Having used Google Analytics on a relatively high traffic site (
<http://www.local.ch> ), it has some serious shortcomings, such as limits on
API usage and accuracy of the data or even basic technical support. We'd be
more than willing to pay an "enterprise license" fee in the order of a few
hundreds of thousands to address this but Google isn't interested, which is
maddening. As such they squat on the analytics market, their free offering
acting as a barrier to entry for innovative competition, while failing to
innovate themselves. The strategy with Analytics seems to be that it should
support the ad business and nothing more.

The Android Market is another example. The market dynamics are different, but
again Androids primary purpose seems to be to supporting the ad business
again. That seems to be reflected by Googles fumbling of the Android Market to
the point where Amazon feels it's worth attempting.
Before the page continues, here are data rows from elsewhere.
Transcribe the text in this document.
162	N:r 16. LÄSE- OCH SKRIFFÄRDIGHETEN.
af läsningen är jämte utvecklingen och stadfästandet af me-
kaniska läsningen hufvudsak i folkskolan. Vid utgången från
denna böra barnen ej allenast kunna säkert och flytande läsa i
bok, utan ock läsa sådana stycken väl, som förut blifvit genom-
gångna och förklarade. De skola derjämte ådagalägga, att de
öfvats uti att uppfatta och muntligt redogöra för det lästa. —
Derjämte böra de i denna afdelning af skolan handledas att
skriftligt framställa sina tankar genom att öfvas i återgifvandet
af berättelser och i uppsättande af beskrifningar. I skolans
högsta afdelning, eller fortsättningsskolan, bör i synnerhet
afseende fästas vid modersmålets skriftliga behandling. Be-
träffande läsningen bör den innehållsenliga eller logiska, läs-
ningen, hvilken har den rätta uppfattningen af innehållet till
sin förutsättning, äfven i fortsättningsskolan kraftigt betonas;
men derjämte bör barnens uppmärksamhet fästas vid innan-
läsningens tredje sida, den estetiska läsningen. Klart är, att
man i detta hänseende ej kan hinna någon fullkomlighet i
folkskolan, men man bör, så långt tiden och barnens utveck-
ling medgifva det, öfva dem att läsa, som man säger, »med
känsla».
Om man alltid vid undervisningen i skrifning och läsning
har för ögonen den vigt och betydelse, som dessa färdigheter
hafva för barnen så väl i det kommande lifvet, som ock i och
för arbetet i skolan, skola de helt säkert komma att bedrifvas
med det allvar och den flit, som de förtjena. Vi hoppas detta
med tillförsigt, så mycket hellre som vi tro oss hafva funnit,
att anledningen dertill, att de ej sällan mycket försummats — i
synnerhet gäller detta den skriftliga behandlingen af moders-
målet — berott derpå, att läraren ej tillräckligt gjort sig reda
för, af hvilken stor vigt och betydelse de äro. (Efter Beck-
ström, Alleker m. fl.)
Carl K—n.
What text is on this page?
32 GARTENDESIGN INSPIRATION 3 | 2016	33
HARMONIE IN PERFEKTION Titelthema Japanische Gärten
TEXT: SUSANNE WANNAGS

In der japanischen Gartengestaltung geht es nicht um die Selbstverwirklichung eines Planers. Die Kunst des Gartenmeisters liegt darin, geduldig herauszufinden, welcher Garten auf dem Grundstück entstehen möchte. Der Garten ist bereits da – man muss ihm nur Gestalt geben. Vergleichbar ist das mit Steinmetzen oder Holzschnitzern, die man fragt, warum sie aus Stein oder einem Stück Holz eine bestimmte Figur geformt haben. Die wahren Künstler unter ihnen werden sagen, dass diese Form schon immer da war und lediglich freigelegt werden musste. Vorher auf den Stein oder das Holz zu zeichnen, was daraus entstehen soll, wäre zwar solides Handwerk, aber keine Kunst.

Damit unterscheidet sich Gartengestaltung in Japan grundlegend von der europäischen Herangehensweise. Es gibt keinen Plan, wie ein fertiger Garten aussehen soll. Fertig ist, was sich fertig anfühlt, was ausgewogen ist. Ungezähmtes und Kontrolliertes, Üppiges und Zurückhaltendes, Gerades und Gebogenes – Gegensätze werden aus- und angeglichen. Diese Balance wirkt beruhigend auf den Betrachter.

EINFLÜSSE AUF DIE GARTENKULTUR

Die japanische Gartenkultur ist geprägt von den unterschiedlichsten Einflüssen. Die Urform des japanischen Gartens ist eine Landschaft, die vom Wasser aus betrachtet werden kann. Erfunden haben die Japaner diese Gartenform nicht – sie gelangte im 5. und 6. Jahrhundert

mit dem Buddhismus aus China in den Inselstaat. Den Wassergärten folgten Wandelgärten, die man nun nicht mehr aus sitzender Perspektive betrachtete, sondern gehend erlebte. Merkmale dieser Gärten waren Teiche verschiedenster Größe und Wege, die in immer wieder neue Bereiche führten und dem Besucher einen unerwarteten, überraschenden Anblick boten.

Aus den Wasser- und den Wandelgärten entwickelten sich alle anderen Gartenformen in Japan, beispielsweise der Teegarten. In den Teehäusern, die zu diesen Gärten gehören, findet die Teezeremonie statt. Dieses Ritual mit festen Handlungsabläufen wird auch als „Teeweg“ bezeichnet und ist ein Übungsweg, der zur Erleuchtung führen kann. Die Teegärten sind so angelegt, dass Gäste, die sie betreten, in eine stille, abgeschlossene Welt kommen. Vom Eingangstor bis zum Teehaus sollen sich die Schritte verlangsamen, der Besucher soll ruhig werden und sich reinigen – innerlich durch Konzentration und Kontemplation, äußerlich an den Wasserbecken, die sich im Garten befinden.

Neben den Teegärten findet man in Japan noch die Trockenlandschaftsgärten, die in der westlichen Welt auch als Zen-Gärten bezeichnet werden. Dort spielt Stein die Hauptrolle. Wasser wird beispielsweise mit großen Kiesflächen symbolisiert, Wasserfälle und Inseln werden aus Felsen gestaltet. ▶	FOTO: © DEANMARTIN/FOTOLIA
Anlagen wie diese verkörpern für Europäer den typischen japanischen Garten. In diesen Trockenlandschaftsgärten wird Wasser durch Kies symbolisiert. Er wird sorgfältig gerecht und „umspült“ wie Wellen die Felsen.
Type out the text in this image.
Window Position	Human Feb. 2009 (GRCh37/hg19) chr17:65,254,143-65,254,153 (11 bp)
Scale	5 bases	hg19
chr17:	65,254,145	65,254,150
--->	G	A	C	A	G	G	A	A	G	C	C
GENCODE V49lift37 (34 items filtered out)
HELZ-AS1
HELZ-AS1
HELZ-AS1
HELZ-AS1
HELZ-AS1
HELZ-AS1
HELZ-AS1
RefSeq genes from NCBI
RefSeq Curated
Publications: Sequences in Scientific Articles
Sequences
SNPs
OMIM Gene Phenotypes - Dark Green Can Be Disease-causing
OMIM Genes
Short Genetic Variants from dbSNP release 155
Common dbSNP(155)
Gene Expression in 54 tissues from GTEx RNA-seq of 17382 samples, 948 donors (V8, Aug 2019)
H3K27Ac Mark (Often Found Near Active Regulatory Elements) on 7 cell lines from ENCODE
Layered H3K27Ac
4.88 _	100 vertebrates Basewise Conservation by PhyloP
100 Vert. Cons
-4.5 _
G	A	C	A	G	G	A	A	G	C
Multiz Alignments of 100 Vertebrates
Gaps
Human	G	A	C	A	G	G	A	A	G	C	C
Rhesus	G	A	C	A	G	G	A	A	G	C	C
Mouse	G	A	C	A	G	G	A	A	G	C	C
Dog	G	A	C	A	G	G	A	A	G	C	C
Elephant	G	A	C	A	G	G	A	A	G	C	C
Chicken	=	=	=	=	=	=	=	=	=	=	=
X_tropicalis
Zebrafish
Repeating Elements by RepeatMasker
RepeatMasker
Similar stories apply to many other of Googles products; Groups, Blogger,
Picassa, Google Desktop and to an extent even Google Docs - the appearance of
"we're already rich - why bother?".

As such, outside of it's core business Google is basically a "Market
squatter", blocking entry to others while driving customers mad with
incomplete offerings. Can't help feeling if they could solve this by getting
serious about monetizing those side products.

------
michaelochurch
Calm down, all. We can be friends. Let's go down to the soda fountain and get
ourselves some milkshakes.

------
drivebyacct2
These emails have been discussed before. Can we leave the speculation alone
for a bit and resume when there's new information or a new vantage point?